Did you know that Olive Garden is an awful joke of a restaurant and no one likes to eat there? That’s the impression you’d get from stand-up comedians and late night talk show hosts, yet most people I know like it. Their parking lot is always full so their business seems to be doing ok. Yet somehow, Olive Garden has become a target for jokes. I think one main reason is that people today don’t care if something is true or not, they just want to follow the trend and be in on the joke. So someone laughs off how bad Olive Garden is because other people did it, too.
This happened to Sarah Palin. This is not a political point and I’m not saying one thing or another about her politically. But this is about perception. Tina Fey famously impersonated her on Saturday Night Live during the 2008 campaign. Tina’s caricature of Palin said “I can see Russia from my house.” That is the quote people now often attribute to Palin. However, what Palin actually said was “They’re our next door neighbors and you can actually see Russia from land here in Alaska, from an island in Alaska.”
This kind of thing happens all the time in politics but also in simple things like movie quotes and song lyrics. It’s like the telephone game kids play where you whisper a message from one person to another and as it progresses, you find that the message has changed over time.
A famous movie quote regarding truth comes from Jack Nicholson in A Few Good Men: “You can’t handle the truth!” His character’s take is that there are truths in life that we sometimes would rather not know about. We’d rather ignore them and go along with the popular perceptions, or keep our heads in the sand altogether.
The prophets in the Old Testament knew a lot about trying to speak truth to a people that preferred popular perceptions. They dealt with kings who only wanted to hear good fortunes, and people that only listened to what they wanted to hear. Not only did that problem extend to the New Testament era as well, but is a problem with humanity of any time period.
2 Timothy 4:3-4 says “For the time will come when people will not put up with sound doctrine. Instead, to suit their own desires, they will gather around them a great number of teachers to say what their itching ears want to hear. They will turn their ears away from the truth and turn aside to myths.”
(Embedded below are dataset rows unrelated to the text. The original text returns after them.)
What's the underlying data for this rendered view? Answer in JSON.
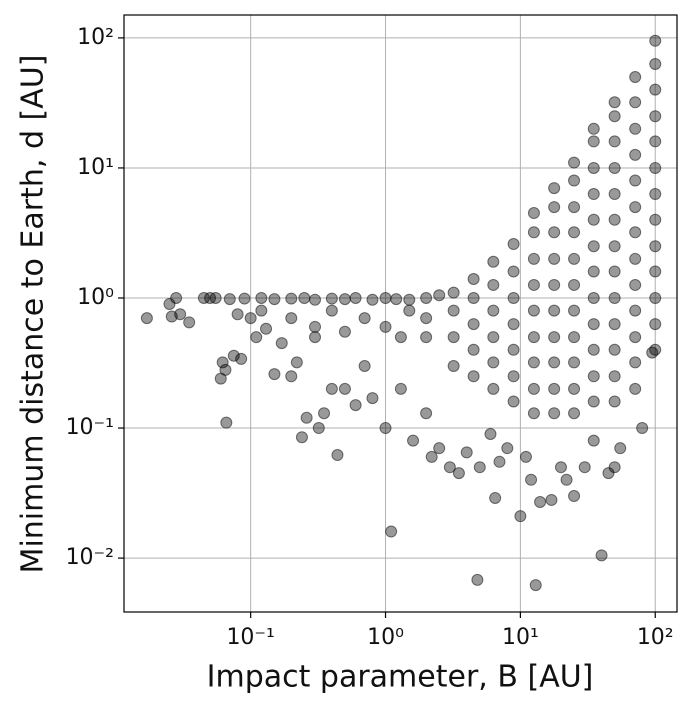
{
  "chart_data": {
    "type": "scatter",
    "x_label": "Impact parameter, B [AU]",
    "y_label": "Minimum distance to Earth, d [AU]",
    "xscale": "log",
    "yscale": "log",
    "grid": true,
    "color": "#000000",
    "xlim": [
      0.0115,
      145
    ],
    "ylim": [
      0.00385,
      150
    ],
    "xticks": [
      {
        "value": 0.1,
        "label": "10⁻¹"
      },
      {
        "value": 1,
        "label": "10⁰"
      },
      {
        "value": 10,
        "label": "10¹"
      },
      {
        "value": 100,
        "label": "10²"
      }
    ],
    "yticks": [
      {
        "value": 0.01,
        "label": "10⁻²"
      },
      {
        "value": 0.1,
        "label": "10⁻¹"
      },
      {
        "value": 1,
        "label": "10⁰"
      },
      {
        "value": 10,
        "label": "10¹"
      },
      {
        "value": 100,
        "label": "10²"
      }
    ],
    "x": [
      0.017,
      0.025,
      0.026,
      0.028,
      0.03,
      0.035,
      0.045,
      0.055,
      0.06,
      0.062,
      0.065,
      0.066,
      0.075,
      0.085,
      0.1,
      0.11,
      0.13,
      0.15,
      0.17,
      0.2,
      0.22,
      0.24,
      0.26,
      0.3,
      0.32,
      0.35,
      0.4,
      0.44,
      0.5,
      0.6,
      0.7,
      0.8,
      1.0,
      1.1,
      1.3,
      1.6,
      2,
      2.2,
      2.5,
      3,
      3.5,
      4,
      4.8,
      5,
      6,
      6.5,
      7,
      8,
      10,
      11,
      12,
      13,
      14,
      17,
      20,
      22,
      25,
      30,
      35,
      40,
      45,
      50,
      55,
      80,
      95,
      0.05,
      0.07,
      0.09,
      0.12,
      0.15,
      0.2,
      0.25,
      0.3,
      0.4,
      0.5,
      0.6,
      0.8,
      1,
      1.2,
      1.5,
      2,
      2.5,
      0.08,
      0.12,
      0.2,
      0.3,
      0.4,
      0.5,
      0.7,
      1,
      1.3,
      1.5,
      2,
      2,
      3.2,
      3.2,
      3.2,
      3.2,
      4.5,
      4.5,
      4.5,
      4.5,
      4.5,
      6.3,
      6.3,
      6.3,
      6.3,
      6.3,
      6.3,
      8.9,
      8.9,
      8.9,
      8.9,
      8.9,
      8.9,
      8.9,
      12.6,
      12.6,
      12.6,
      12.6,
      12.6,
      12.6,
      12.6,
      12.6,
      12.6,
      17.8,
      17.8,
      17.8,
      17.8,
      17.8,
      17.8,
      17.8,
      17.8,
      17.8,
      17.8,
      25,
      25,
      25,
      25,
      25,
      25,
      25,
      25,
      25,
      25,
      25,
      35,
      35,
      35,
      35,
      35,
      35,
      35,
      35,
      35,
      35,
      35,
      35,
      50,
      50,
      50,
      50,
      50,
      50,
      50,
      50,
      50,
      50,
      50,
      50,
      50,
      71,
      71,
      71,
      71,
      71,
      71,
      71,
      71,
      71,
      71,
      71,
      71,
      71,
      100,
      100,
      100,
      100,
      100,
      100,
      100,
      100,
      100,
      100,
      100,
      100,
      100
    ],
    "values": [
      0.7,
      0.9,
      0.72,
      1.0,
      0.75,
      0.65,
      1.0,
      1.0,
      0.24,
      0.32,
      0.28,
      0.11,
      0.36,
      0.34,
      0.7,
      0.5,
      0.58,
      0.26,
      0.45,
      0.25,
      0.32,
      0.085,
      0.12,
      0.5,
      0.1,
      0.13,
      0.2,
      0.062,
      0.2,
      0.15,
      0.3,
      0.17,
      0.1,
      0.016,
      0.2,
      0.08,
      0.13,
      0.06,
      0.07,
      0.05,
      0.045,
      0.065,
      0.0068,
      0.05,
      0.09,
      0.029,
      0.055,
      0.07,
      0.021,
      0.06,
      0.04,
      0.0062,
      0.027,
      0.028,
      0.05,
      0.04,
      0.03,
      0.05,
      0.08,
      0.0105,
      0.045,
      0.05,
      0.07,
      0.1,
      0.38,
      1,
      0.98,
      0.99,
      1,
      0.98,
      0.99,
      1,
      0.97,
      0.99,
      0.98,
      1,
      0.97,
      1,
      0.98,
      0.97,
      1,
      1.05,
      0.75,
      0.8,
      0.7,
      0.6,
      0.8,
      0.55,
      0.7,
      0.6,
      0.5,
      0.8,
      0.5,
      0.7,
      0.3,
      0.5,
      0.8,
      1.1,
      0.25,
      0.4,
      0.63,
      1,
      1.4,
      0.2,
      0.32,
      0.5,
      0.8,
      1.26,
      1.9,
      0.16,
      0.25,
      0.4,
      0.63,
      1,
      1.6,
      2.6,
      0.13,
      0.2,
      0.32,
      0.5,
      0.8,
      1.26,
      2,
      3.2,
      4.5,
      0.13,
      0.2,
      0.32,
      0.5,
      0.8,
      1.26,
      2,
      3.2,
      5,
      7,
      0.13,
      0.2,
      0.32,
      0.5,
      0.8,
      1.26,
      2,
      3.2,
      5,
      8,
      11,
      0.16,
      0.25,
      0.4,
      0.63,
      1,
      1.6,
      2.5,
      4,
      6.3,
      10,
      16,
      20,
      0.16,
      0.25,
      0.4,
      0.63,
      1,
      1.6,
      2.5,
      4,
      6.3,
      10,
      16,
      25,
      32,
      0.2,
      0.32,
      0.5,
      0.8,
      1.26,
      2,
      3.2,
      5,
      8,
      12.6,
      20,
      32,
      50,
      0.4,
      0.63,
      1,
      1.6,
      2.5,
      4,
      6.3,
      10,
      16,
      25,
      40,
      63,
      95
    ]
  }
}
I’m going to begin taking a look at some misquotes, misperceptions and myths about Jesus, the Bible and Christianity. I’m not a Bible scholar but I did do some study in college toward my pastoral degree and I’ve observed plenty of poor perception of Jesus and the Church. Some things are simple enough to look at the context in the Bible or dig deeper into the story and find the truth.
“You want answers?”
“I want the truth.”
“You can’t handle the truth!”
I’ll end with a somewhat funny one that happens in church. At least it’s funny to me. In the song “A Mighty Fortress is Our God,” the last line of the first verse is “on earth is not his equal.” When this song is sung in church, you’ll inevitably find someone raise their hands or pump their fists in excitement. Yes! There is no equal to God on earth! Except, wait. Look at the lines just before that:
“For still our ancient foe
doth seek to work us woe
his craft and power are great
and armed with cruel hate
on earth is not his equal”
That portion talks about our ancient foe: the devil! He seeks to work us woe, he’s crafty and armed with CRUEL HATE. That’s not God, that’s the devil. On earth, there is no equal to how incredibly evil, cruel and hateful the devil is. In contrast, the song describes how our God is greater. But those specific lines are describing the devil. I always get a kick out of someone raising their hands in worship…singing about how there is no greater evil on earth than the cruel hate of satan.